Homes transform when babies enter the picture. Kitchens, doors, staircases, windows and large furniture are all adorned with various contraptions to keep curious little ones safe.
We have an archway dividing the front and back of our house. When my daughter turned one and started walking, she thought it was a lot of fun to travel all the way to the front door, especially if she managed to leave my line of sight. A safety gate was the perfect solution to keep her in my vicinity while also giving her the freedom to explore her surroundings.
I assumed my child would view this barrier as a frustrating deterrent, but I never expected she would consider it a fun challenge. These are the reasons why a safety gate surprisingly became one of my daughter’s favorite activities.
1. Increases Her Gross Motor Development
As soon as we installed the gate, my daughter was delighted. There we were, staring at her through a makeshift baby prison door, and she was grinning ear to ear. She grasped the bars with her tiny fists and jumped, squatted and played peek-a-boo with us for several minutes.
From birth until age five, children are expected to meet monthly gross motor skills milestones. By 15 months of age, toddlers should be able to squat and stand back up with ease. Our safety gate was installed just after her first birthday, so she was in the early stages of figuring out her body could make this motion. Gripping the gate bars enabled her to practice the move while maintaining balance (and keeping a big grin on her face).
2. Helps Her Master a New Trick
At this age, children have a tremendous sense of accomplishment when they master a new trick. While stepping over the gate’s threshold may seem like a small nuisance to an adult, a toddler views it as a fun obstacle to conquer.
My daughter spends several minutes going back and forth through the gate, opening the door, stepping through, and closing the door behind her. She is so proud of this act that she shrieks with joy and even claps her hands! Meanwhile, I do a silent cheer watching from the sidelines, thrilled that she is happy and occupied, and I got to enjoy my coffee while it is still warm.
3. Exerts Her Independence
Raise your hand if your toddler’s favorite word is “no.” My kid likes to respond to every question I ask her with “no,” even if she doesn’t really mean it. Every toddler goes through the no phase at some point to feel as though they have control in a big world where they are always told what to do.

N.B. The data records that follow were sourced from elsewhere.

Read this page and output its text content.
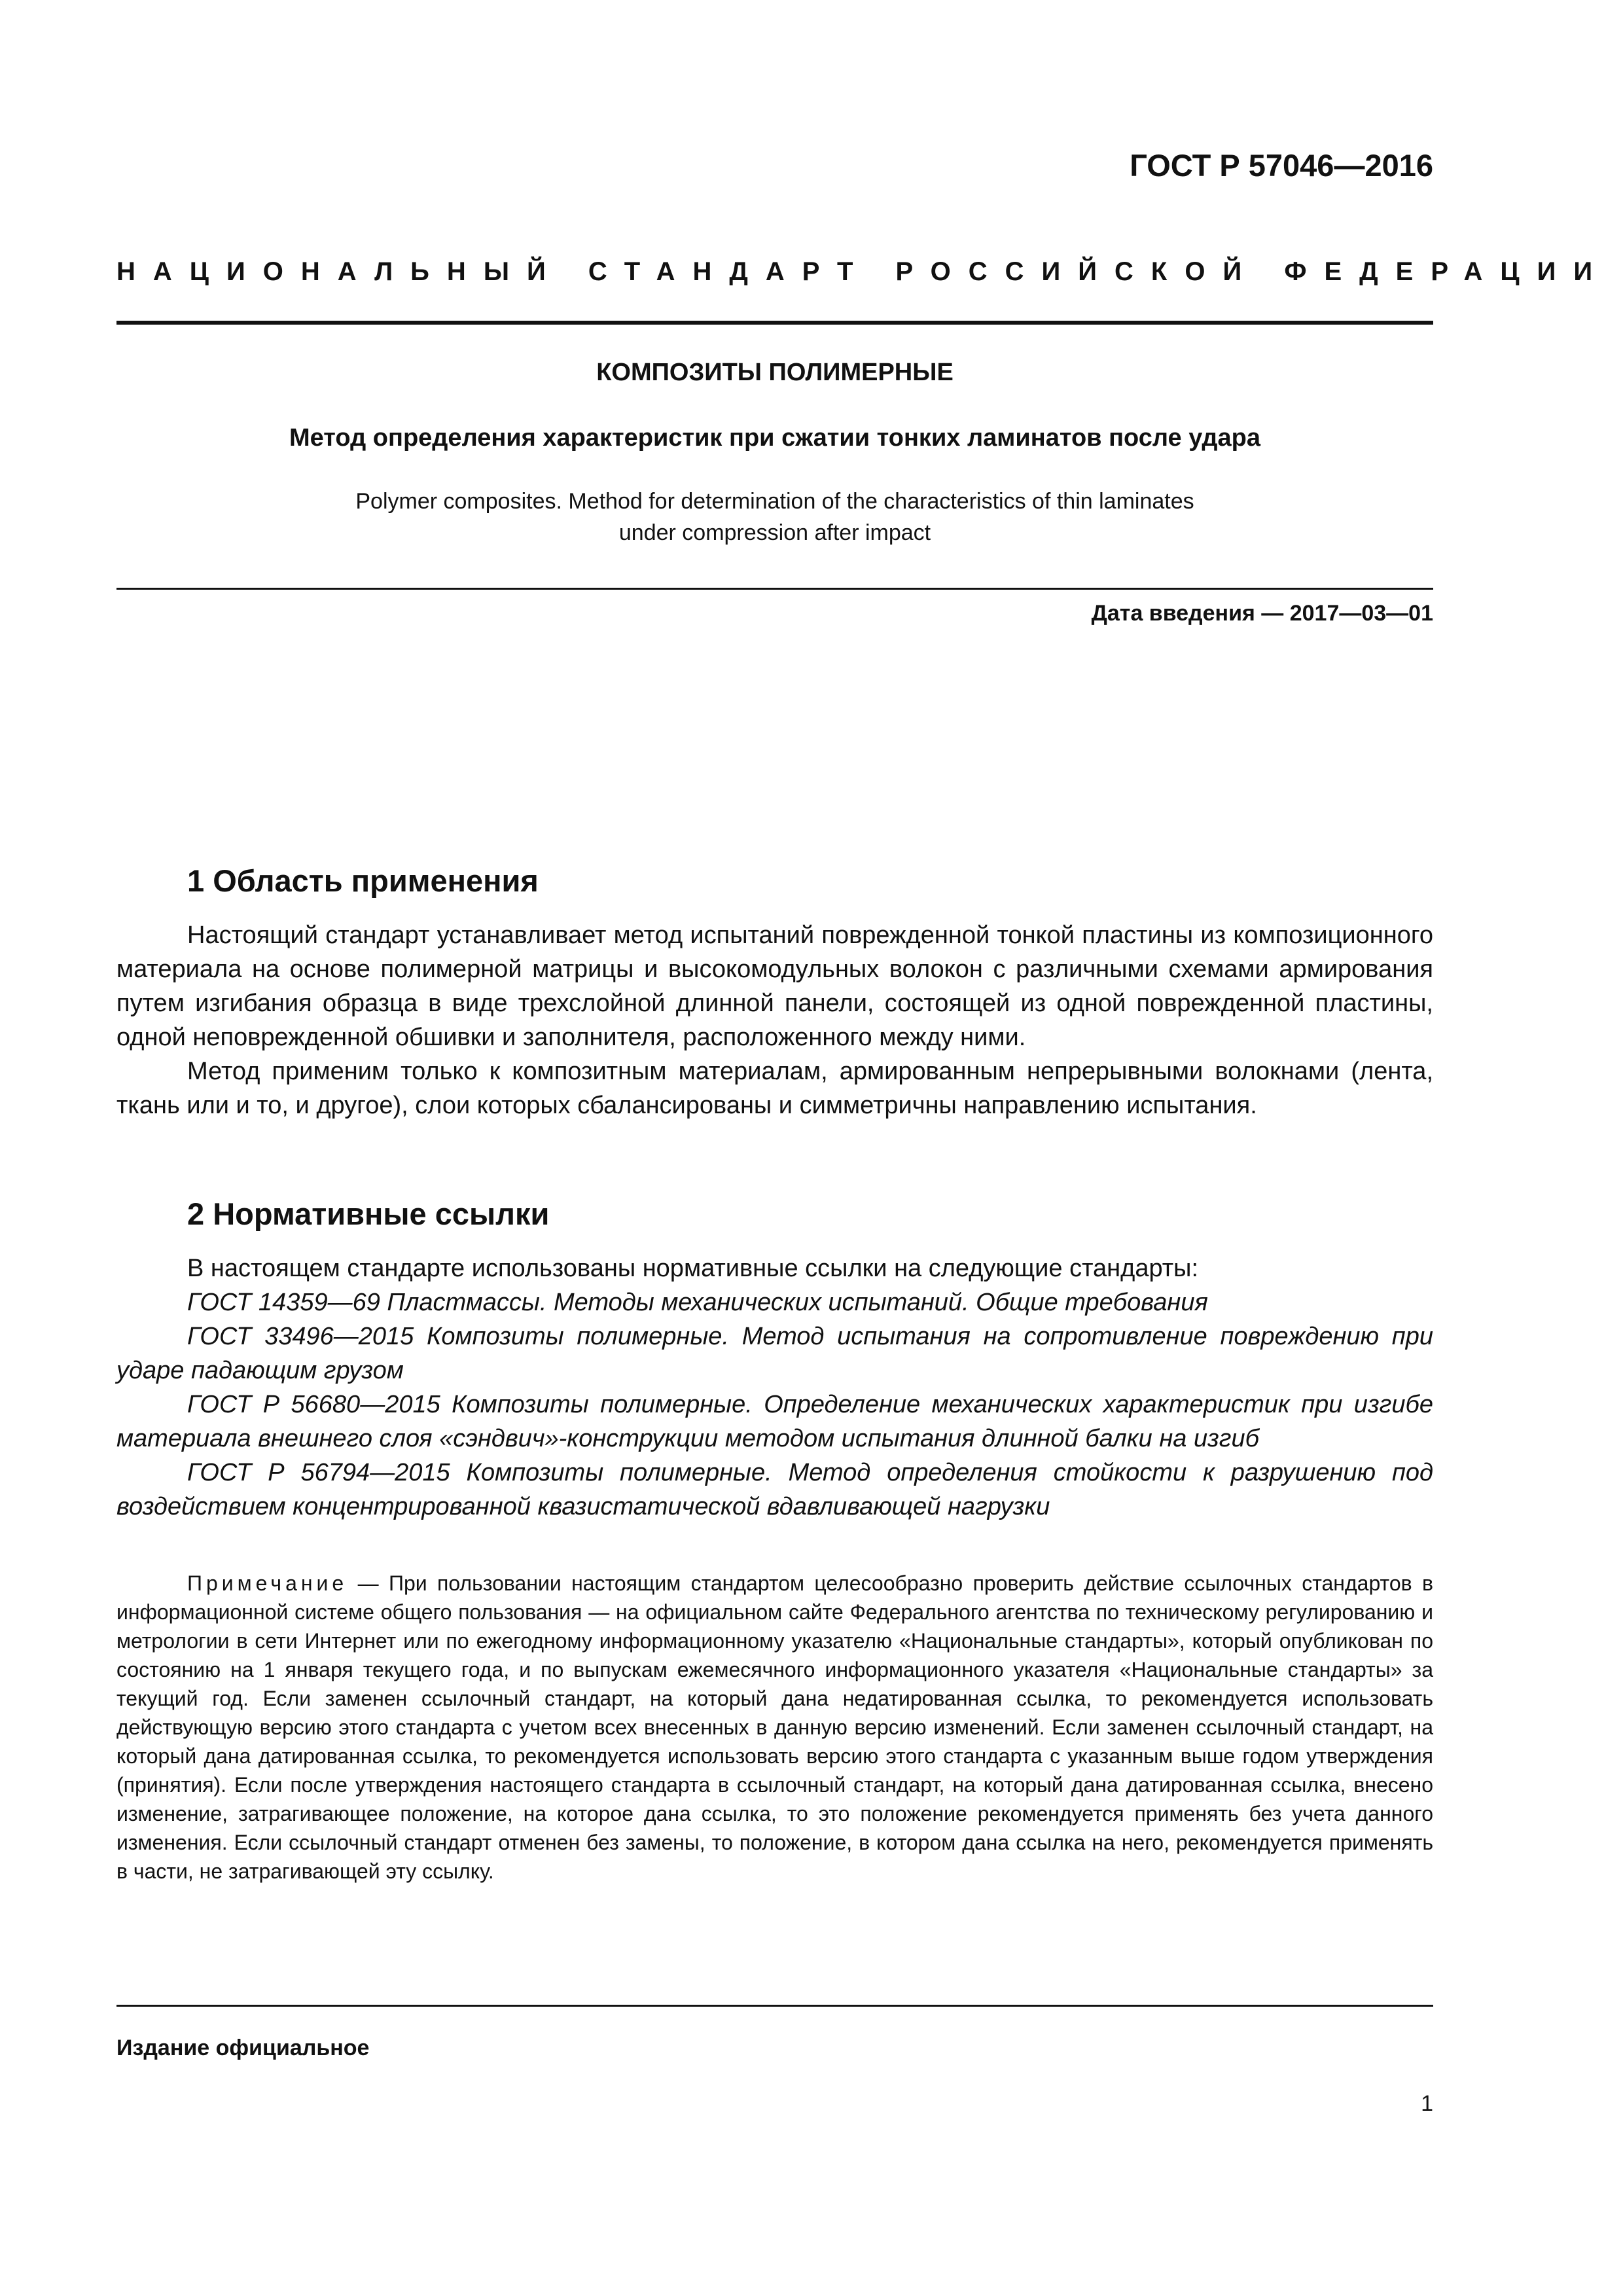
ГОСТ Р 57046—2016
НАЦИОНАЛЬНЫЙ СТАНДАРТ РОССИЙСКОЙ ФЕДЕРАЦИИ
КОМПОЗИТЫ ПОЛИМЕРНЫЕ
Метод определения характеристик при сжатии тонких ламинатов после удара
Polymer composites. Method for determination of the characteristics of thin laminates
under compression after impact
Дата введения — 2017—03—01
1 Область применения

Настоящий стандарт устанавливает метод испытаний поврежденной тонкой пластины из композиционного материала на основе полимерной матрицы и высокомодульных волокон с различными схемами армирования путем изгибания образца в виде трехслойной длинной панели, состоящей из одной поврежденной пластины, одной неповрежденной обшивки и заполнителя, расположенного между ними.

Метод применим только к композитным материалам, армированным непрерывными волокнами (лента, ткань или и то, и другое), слои которых сбалансированы и симметричны направлению испытания.

2 Нормативные ссылки

В настоящем стандарте использованы нормативные ссылки на следующие стандарты:

ГОСТ 14359—69 Пластмассы. Методы механических испытаний. Общие требования

ГОСТ 33496—2015 Композиты полимерные. Метод испытания на сопротивление повреждению при ударе падающим грузом

ГОСТ Р 56680—2015 Композиты полимерные. Определение механических характеристик при изгибе материала внешнего слоя «сэндвич»-конструкции методом испытания длинной балки на изгиб

ГОСТ Р 56794—2015 Композиты полимерные. Метод определения стойкости к разрушению под воздействием концентрированной квазистатической вдавливающей нагрузки

Примечание — При пользовании настоящим стандартом целесообразно проверить действие ссылочных стандартов в информационной системе общего пользования — на официальном сайте Федерального агентства по техническому регулированию и метрологии в сети Интернет или по ежегодному информационному указателю «Национальные стандарты», который опубликован по состоянию на 1 января текущего года, и по выпускам ежемесячного информационного указателя «Национальные стандарты» за текущий год. Если заменен ссылочный стандарт, на который дана недатированная ссылка, то рекомендуется использовать действующую версию этого стандарта с учетом всех внесенных в данную версию изменений. Если заменен ссылочный стандарт, на который дана датированная ссылка, то рекомендуется использовать версию этого стандарта с указанным выше годом утверждения (принятия). Если после утверждения настоящего стандарта в ссылочный стандарт, на который дана датированная ссылка, внесено изменение, затрагивающее положение, на которое дана ссылка, то это положение рекомендуется применять без учета данного изменения. Если ссылочный стандарт отменен без замены, то положение, в котором дана ссылка на него, рекомендуется применять в части, не затрагивающей эту ссылку.

Издание официальное
1
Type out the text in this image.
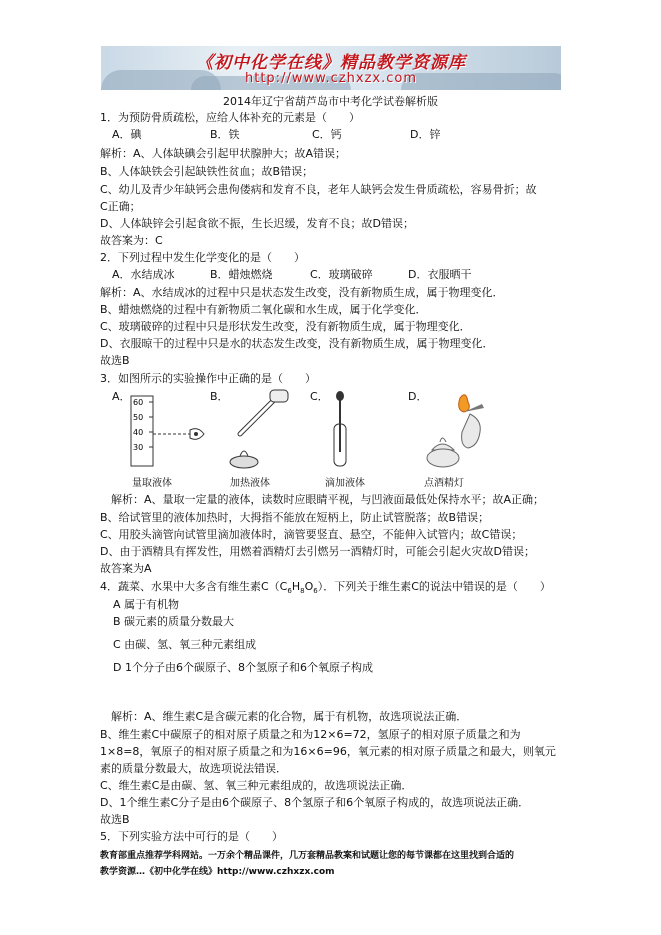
《初中化学在线》精品教学资源库
http://www.czhxzx.com
2014年辽宁省葫芦岛市中考化学试卷解析版
1．为预防骨质疏松，应给人体补充的元素是（　　）
A．碘	B．铁	C．钙	D．锌
解析：A、人体缺碘会引起甲状腺肿大；故A错误；
B、人体缺铁会引起缺铁性贫血；故B错误；
C、幼儿及青少年缺钙会患佝偻病和发育不良，老年人缺钙会发生骨质疏松，容易骨折；故
C正确；
D、人体缺锌会引起食欲不振，生长迟缓，发育不良；故D错误；
故答案为：C
2．下列过程中发生化学变化的是（　　）
A．水结成冰	B．蜡烛燃烧	C．玻璃破碎	D．衣服晒干
解析：A、水结成冰的过程中只是状态发生改变，没有新物质生成，属于物理变化．
B、蜡烛燃烧的过程中有新物质二氧化碳和水生成，属于化学变化．
C、玻璃破碎的过程中只是形状发生改变，没有新物质生成，属于物理变化．
D、衣服晾干的过程中只是水的状态发生改变，没有新物质生成，属于物理变化．
故选B
3．如图所示的实验操作中正确的是（　　）
A．	B．	C．	D．
60
50
40
30
量取液体	加热液体	滴加液体	点酒精灯
　解析：A、量取一定量的液体，读数时应眼睛平视，与凹液面最低处保持水平；故A正确；
B、给试管里的液体加热时，大拇指不能放在短柄上，防止试管脱落；故B错误；
C、用胶头滴管向试管里滴加液体时，滴管要竖直、悬空，不能伸入试管内；故C错误；
D、由于酒精具有挥发性，用燃着酒精灯去引燃另一酒精灯时，可能会引起火灾故D错误；
故答案为A
4．蔬菜、水果中大多含有维生素$C(C_6H_8O_6)$．下列关于维生素C的说法中错误的是（　　）
A 属于有机物
B 碳元素的质量分数最大
C 由碳、氢、氧三种元素组成
D 1个分子由6个碳原子、8个氢原子和6个氧原子构成
　解析：A、维生素C是含碳元素的化合物，属于有机物，故选项说法正确．
B、维生素C中碳原子的相对原子质量之和为12×6=72，氢原子的相对原子质量之和为
1×8=8，氧原子的相对原子质量之和为16×6=96，氧元素的相对原子质量之和最大，则氧元
素的质量分数最大，故选项说法错误．
C、维生素C是由碳、氢、氧三种元素组成的，故选项说法正确．
D、1个维生素C分子是由6个碳原子、8个氢原子和6个氧原子构成的，故选项说法正确．
故选B
5．下列实验方法中可行的是（　　）
教育部重点推荐学科网站。一万余个精品课件，几万套精品教案和试题让您的每节课都在这里找到合适的
教学资源…《初中化学在线》http://www.czhxzx.com
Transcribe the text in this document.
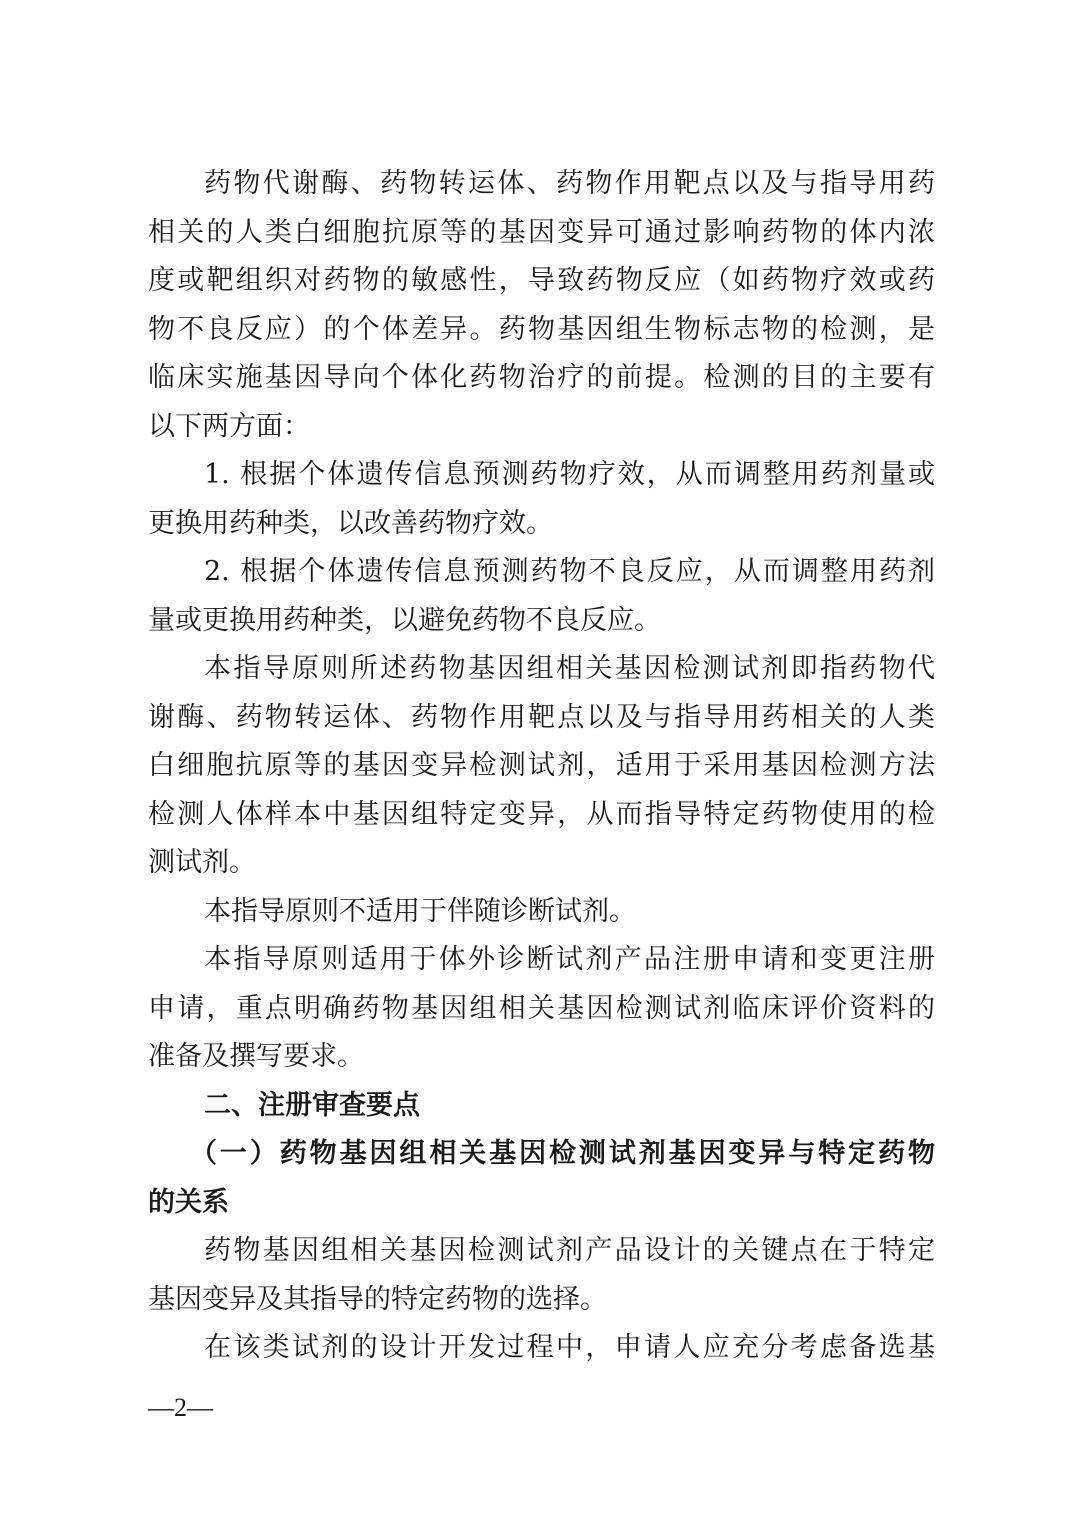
药物代谢酶、药物转运体、药物作用靶点以及与指导用药
相关的人类白细胞抗原等的基因变异可通过影响药物的体内浓
度或靶组织对药物的敏感性，导致药物反应（如药物疗效或药
物不良反应）的个体差异。药物基因组生物标志物的检测，是
临床实施基因导向个体化药物治疗的前提。检测的目的主要有
以下两方面：
1. 根据个体遗传信息预测药物疗效，从而调整用药剂量或
更换用药种类，以改善药物疗效。
2. 根据个体遗传信息预测药物不良反应，从而调整用药剂
量或更换用药种类，以避免药物不良反应。
本指导原则所述药物基因组相关基因检测试剂即指药物代
谢酶、药物转运体、药物作用靶点以及与指导用药相关的人类
白细胞抗原等的基因变异检测试剂，适用于采用基因检测方法
检测人体样本中基因组特定变异，从而指导特定药物使用的检
测试剂。
本指导原则不适用于伴随诊断试剂。
本指导原则适用于体外诊断试剂产品注册申请和变更注册
申请，重点明确药物基因组相关基因检测试剂临床评价资料的
准备及撰写要求。
二、注册审查要点
（一）药物基因组相关基因检测试剂基因变异与特定药物
的关系
药物基因组相关基因检测试剂产品设计的关键点在于特定
基因变异及其指导的特定药物的选择。
在该类试剂的设计开发过程中，申请人应充分考虑备选基
—2—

With supervision, my daughter can manipulate the gate however she sees fit. To her, the options are endless: the gate is closed, now it is open! She is on one side, now the other side. The dog is locked out, now the dog is let through. You get the picture. Collectively, my little one has spent hours over the last six months interacting with an inanimate object that gives her a sense of accomplishment, control, and joy.
Best of all, she still finds a way to have fun with it even when serving its purpose in a closed position. Do your children find joy and satisfaction in the small things too? Out of all the objects they have discovered and love, which has surprised you the most?